Но в Стонингем-Мэнор она чувствовала себя так, словно приехала к себе домой. Это был скорее замок, чем дом — сводчатые потолки, свинцовые рамы и прочая готическая экстравагантность. Такой дом делал его хозяйку королевой. Она проводила дни, бродя по комнатам, трогая обшитые панелями стены, проводила рукой по столам в бильярдной, подолгу сидела в оранжерее среди растений — из нее открывался поразительный вид на Гудзон; разглядывала художественную галерею с работами голландских мастеров.
В доме она обнаружила много исторических вещей — обюссоновский ковер, заказанный злосчастной императрицей Мексики Карлоттой, так никогда ей и не доставленный; императорский фарфор, супницы севрского фарфора, мраморный камин, отделанный позолоченной бронзой и вывезенный из какого-то французского замка. Были здесь и фрески на охотничьи темы, изготовленные в 1775 году. Ей не надоедало подолгу рассматривать каждую статуэтку, каждый гобелен. Она посидела в каждом кресле — от времен Людовика XVI, заказанного другой Марией, глупенькой, безрассудной, потерявшей свою голову на гильотине, — до кресла королевы Анны в библиотеке.

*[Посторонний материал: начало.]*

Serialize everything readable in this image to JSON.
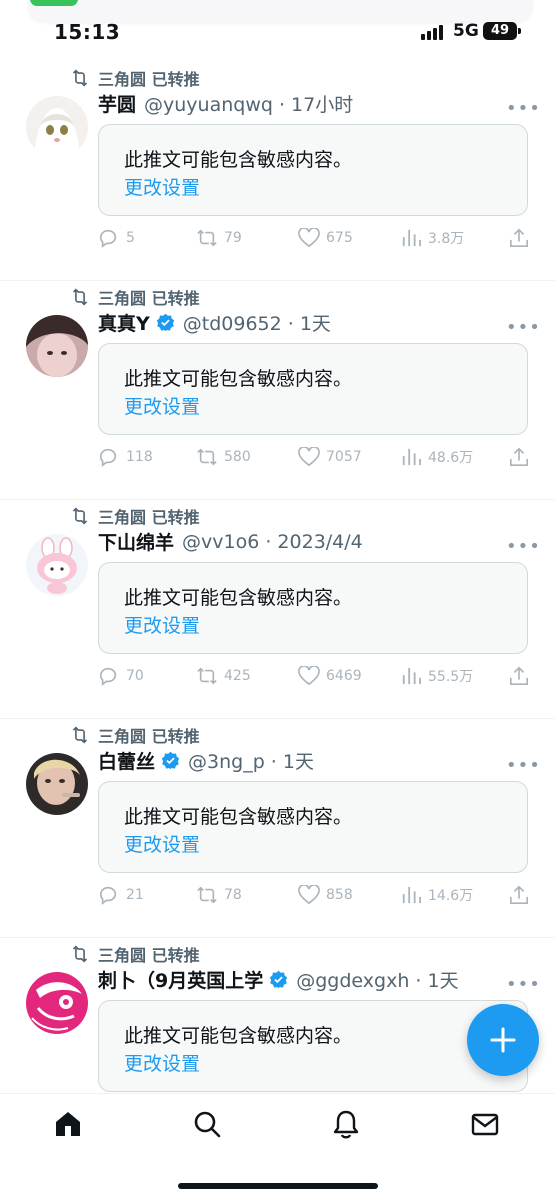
{
  "status_bar": {
    "time": "15:13",
    "network": "5G",
    "battery": "49"
  },
  "feed": {
    "tweets": [
      {
        "retweeter": "三角圆 已转推",
        "name": "芋圆",
        "verified": false,
        "handle": "@yuyuanqwq · 17小时",
        "notice": "此推文可能包含敏感内容。",
        "link": "更改设置",
        "replies": "5",
        "retweets": "79",
        "likes": "675",
        "views": "3.8万"
      },
      {
        "retweeter": "三角圆 已转推",
        "name": "真真Y",
        "verified": true,
        "handle": "@td09652 · 1天",
        "notice": "此推文可能包含敏感内容。",
        "link": "更改设置",
        "replies": "118",
        "retweets": "580",
        "likes": "7057",
        "views": "48.6万"
      },
      {
        "retweeter": "三角圆 已转推",
        "name": "下山绵羊",
        "verified": false,
        "handle": "@vv1o6 · 2023/4/4",
        "notice": "此推文可能包含敏感内容。",
        "link": "更改设置",
        "replies": "70",
        "retweets": "425",
        "likes": "6469",
        "views": "55.5万"
      },
      {
        "retweeter": "三角圆 已转推",
        "name": "白蕾丝",
        "verified": true,
        "handle": "@3ng_p · 1天",
        "notice": "此推文可能包含敏感内容。",
        "link": "更改设置",
        "replies": "21",
        "retweets": "78",
        "likes": "858",
        "views": "14.6万"
      },
      {
        "retweeter": "三角圆 已转推",
        "name": "刺卜（9月英国上学",
        "verified": true,
        "handle": "@ggdexgxh · 1天",
        "notice": "此推文可能包含敏感内容。",
        "link": "更改设置"
      }
    ]
  },
  "icons": {
    "compose": "plus-icon",
    "nav": [
      "home-icon",
      "search-icon",
      "bell-icon",
      "mail-icon"
    ]
  },
  "colors": {
    "accent": "#1d9bf0",
    "secondary_text": "#536471",
    "action_icon": "#aab4bc"
  }
}
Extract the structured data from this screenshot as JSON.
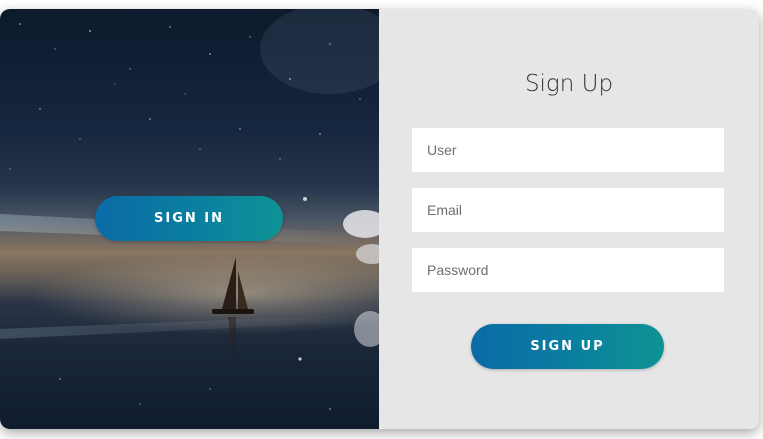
{
  "left_panel": {
    "sign_in_label": "SIGN IN"
  },
  "form": {
    "title": "Sign Up",
    "user_placeholder": "User",
    "email_placeholder": "Email",
    "password_placeholder": "Password",
    "sign_up_label": "SIGN UP"
  },
  "colors": {
    "button_gradient_start": "#0b6aa6",
    "button_gradient_end": "#0d9394",
    "form_background": "#e6e6e6",
    "input_background": "#ffffff"
  },
  "icons": {
    "background_image": "night-sea-sailboat"
  }
}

Мари часами прогуливалась по правильно разбитым французским аллеям, мечтала в японских садиках, расположенных на другом уровне, любовалась миниатюрным водопадом, впадавшим в небольшое озеро, гладила лошадей в стойлах и ездила верхом по залитым солнцем тропам. Она даже играла сама с собой в гольф, тихо напевая почти забытые французские колыбельные.

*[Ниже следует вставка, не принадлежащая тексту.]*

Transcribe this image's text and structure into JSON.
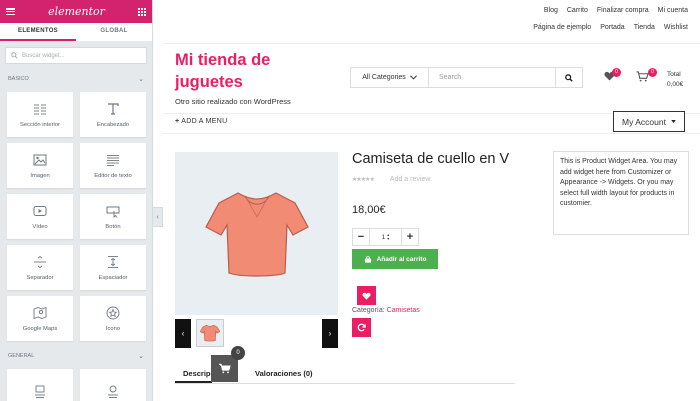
{
  "panel": {
    "logo": "elementor",
    "tabs": [
      "ELEMENTOS",
      "GLOBAL"
    ],
    "search_placeholder": "Buscar widget...",
    "section_basic": "BÁSICO",
    "section_general": "GENERAL",
    "basic_widgets": [
      {
        "label": "Sección interior",
        "icon": "columns-icon"
      },
      {
        "label": "Encabezado",
        "icon": "heading-icon"
      },
      {
        "label": "Imagen",
        "icon": "image-icon"
      },
      {
        "label": "Editor de texto",
        "icon": "text-editor-icon"
      },
      {
        "label": "Vídeo",
        "icon": "video-icon"
      },
      {
        "label": "Botón",
        "icon": "button-icon"
      },
      {
        "label": "Separador",
        "icon": "divider-icon"
      },
      {
        "label": "Espaciador",
        "icon": "spacer-icon"
      },
      {
        "label": "Google Maps",
        "icon": "map-icon"
      },
      {
        "label": "Icono",
        "icon": "star-icon"
      }
    ]
  },
  "site": {
    "top_links_row1": [
      "Blog",
      "Carrito",
      "Finalizar compra",
      "Mi cuenta"
    ],
    "top_links_row2": [
      "Página de ejemplo",
      "Portada",
      "Tienda",
      "Wishlist"
    ],
    "title": "Mi tienda de juguetes",
    "description": "Otro sitio realizado con WordPress",
    "search": {
      "category": "All Categories",
      "placeholder": "Search"
    },
    "wishlist_count": "0",
    "cart_count": "0",
    "cart_label": "Total",
    "cart_total": "0,00€",
    "add_menu": "ADD A MENU",
    "my_account": "My Account"
  },
  "product": {
    "title": "Camiseta de cuello en V",
    "review_link": "Add a review.",
    "price": "18,00€",
    "quantity": "1",
    "add_to_cart": "Añadir al carrito",
    "category_label": "Categoría:",
    "category_value": "Camisetas",
    "tabs": [
      "Descripción",
      "Valoraciones (0)"
    ],
    "floating_cart_count": "0",
    "shirt_color": "#f28b74"
  },
  "widget_area": {
    "text": "This is Product Widget Area. You may add widget here from Customizer or Appearance -> Widgets. Or you may select full width layout for products in customier."
  }
}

Мари Уиттир была влюблена. Всякое желание жить светской жизнью в Нью-Йорке испарилось — она бы только отрывала ее от этой земли, от этого дома. Мари осознала, что кузины были правы. Если она хочет, чтобы Стонингем был по-настоящему, безоговорочно ее, она должна дать жизнь сыну — Эдварду Тейлору Уиттиру IV.
5
После двух выкидышей и очередного утомительного и долгого пребывания в постели Мари, как и хотела, родила сына. В это время Америка находилась в состоянии войны, миллионы людей во всех уголках света были обречены на гибель. Дочери Эдварда — Микки и Фликки — унаследуют половину состояния своего отца, но никому не удастся отнять у нее Стонингем-Мэнор.
Эдвард не был слишком удивлен тем обстоятельством, что его жена больше не сможет сексуально быть полностью пригодной. Доктор категорически запретил ей еще иметь детей, и Мари все больше и больше отдалялась от него. Ему иногда даже казалось, что между ними вовсе и не было никогда интимной близости. Или все это ему померещилось? Она была прекрасна, как всегда, но неужели у нее и раньше был такой отрешенный взгляд? Он едва мог поверить, что это та самая женщина, которая смело ласкала его тело в первую же ночь их супружеской жизни.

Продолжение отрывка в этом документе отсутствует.